He also stressed the changing face of the production that resulted from Gelbart’s desire to work with Mencken and Zippel.

“There [was] a growing camp...not the camp of the ART, but that of the commercial theater,” and, as Brustein explains, “We wanted to get back to the purity of the original idea.”

Faced with a commitment to the Prince Music Theatre in Philadelphia, which contracted to host the production immediately following its ART premiere, Brustein started from scratch to write his own adaptation. Working around the clock, he produced a first draft in just seven days.

“I got sick, partly a result of all of this,” Brustein says, “I took to my bed for about three weeks and I brought my computer.”
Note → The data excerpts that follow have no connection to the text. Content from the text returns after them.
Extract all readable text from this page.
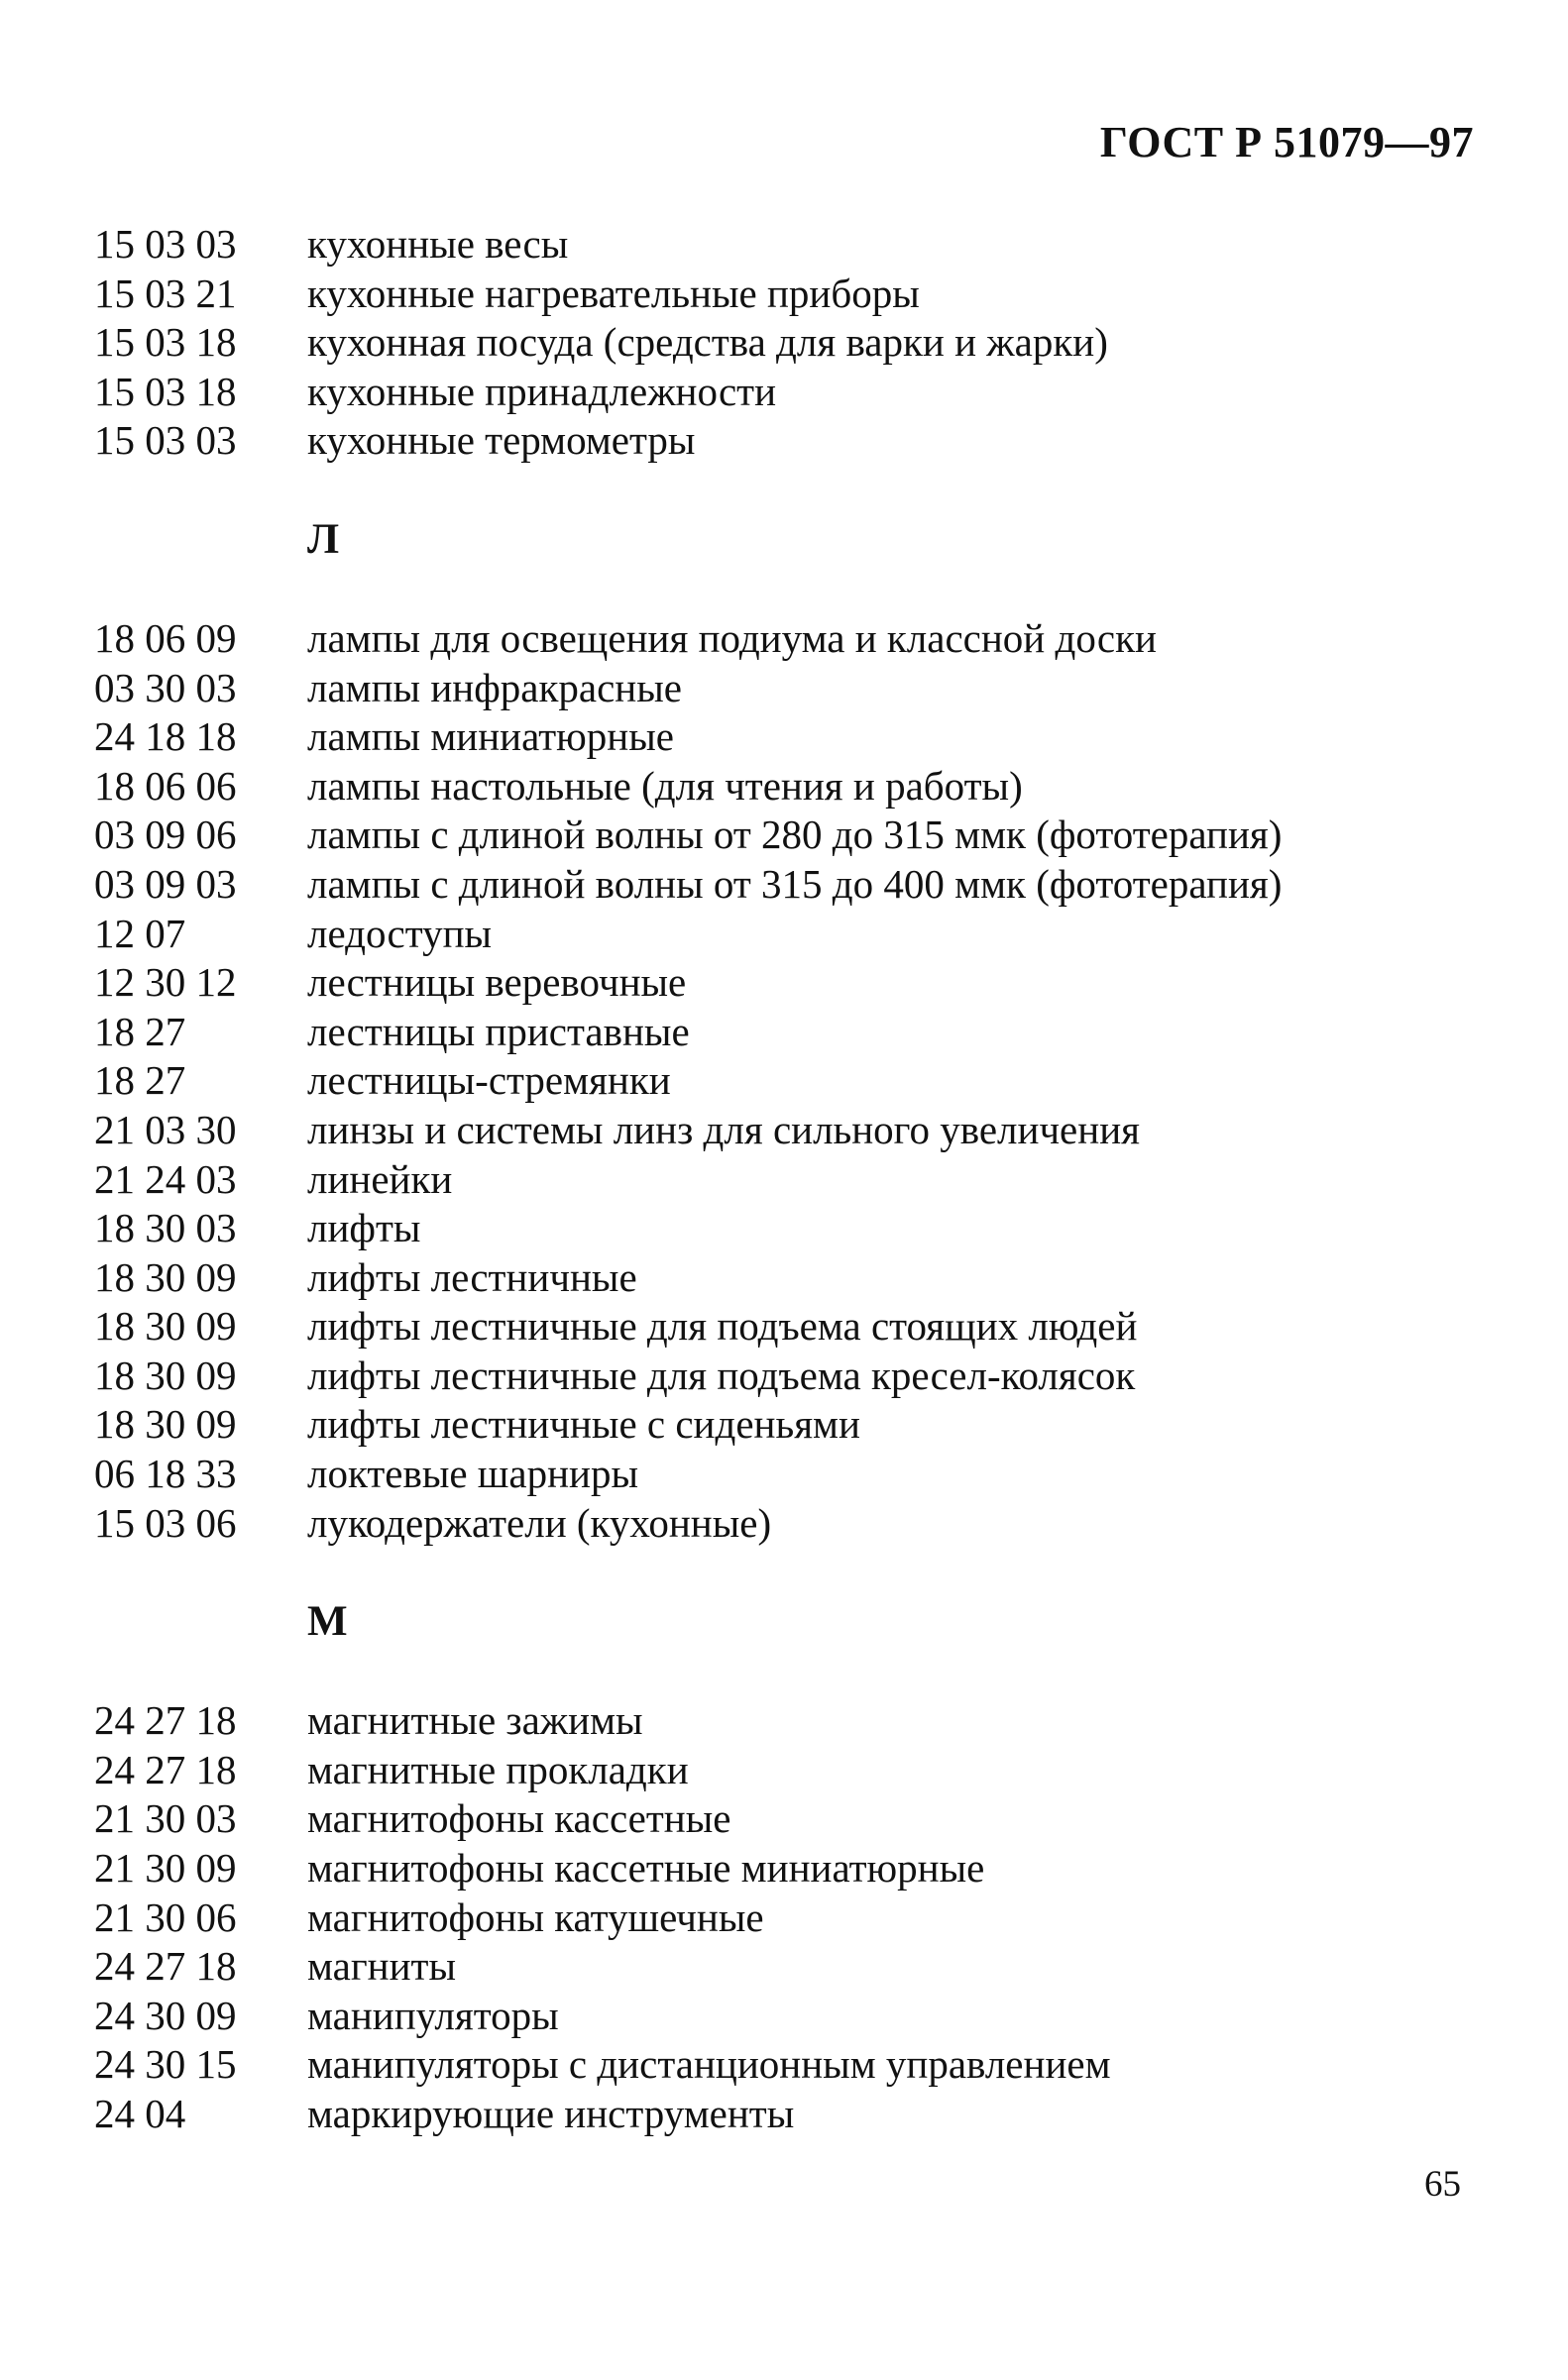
ГОСТ Р 51079—97
15 03 03	кухонные весы
15 03 21	кухонные нагревательные приборы
15 03 18	кухонная посуда (средства для варки и жарки)
15 03 18	кухонные принадлежности
15 03 03	кухонные термометры
Л
18 06 09	лампы для освещения подиума и классной доски
03 30 03	лампы инфракрасные
24 18 18	лампы миниатюрные
18 06 06	лампы настольные (для чтения и работы)
03 09 06	лампы с длиной волны от 280 до 315 ммк (фототерапия)
03 09 03	лампы с длиной волны от 315 до 400 ммк (фототерапия)
12 07	ледоступы
12 30 12	лестницы веревочные
18 27	лестницы приставные
18 27	лестницы-стремянки
21 03 30	линзы и системы линз для сильного увеличения
21 24 03	линейки
18 30 03	лифты
18 30 09	лифты лестничные
18 30 09	лифты лестничные для подъема стоящих людей
18 30 09	лифты лестничные для подъема кресел-колясок
18 30 09	лифты лестничные с сиденьями
06 18 33	локтевые шарниры
15 03 06	лукодержатели (кухонные)
М
24 27 18	магнитные зажимы
24 27 18	магнитные прокладки
21 30 03	магнитофоны кассетные
21 30 09	магнитофоны кассетные миниатюрные
21 30 06	магнитофоны катушечные
24 27 18	магниты
24 30 09	манипуляторы
24 30 15	манипуляторы с дистанционным управлением
24 04	маркирующие инструменты
65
Through the Prince Music Theatre, Brustein connected with lyricist Matty Selman and later with Grammy Award-winning composer Galt MacDermott (Hair), who continue to work on writing songs as the first preview (May 10) rapidly approaches.

Though rehearsals have been somewhat rushed, Jones comments she is pleased with the journey.

“It’s a completely bi-polar experience,” she says, “We have moments of ‘eureka’ and moments of wanting to pull our hair out.”

She also emphasizes the flexible nature of Brustein’s script—so flexible in fact, that both Brustein and the ART company may recieve writing credit in the show’s program.

The new script promises not to forsake the sort of vulgarity appropriate to any adaptation of Lysistrata. Says Jones, “We’re doing our best to make it bawdy, becase that was Aristophanes.”

Yet, it’s tough not to wonder what the original collaboration might have been produced. Says Brustein, in retrospect, “It was theoretically a marvleous team.”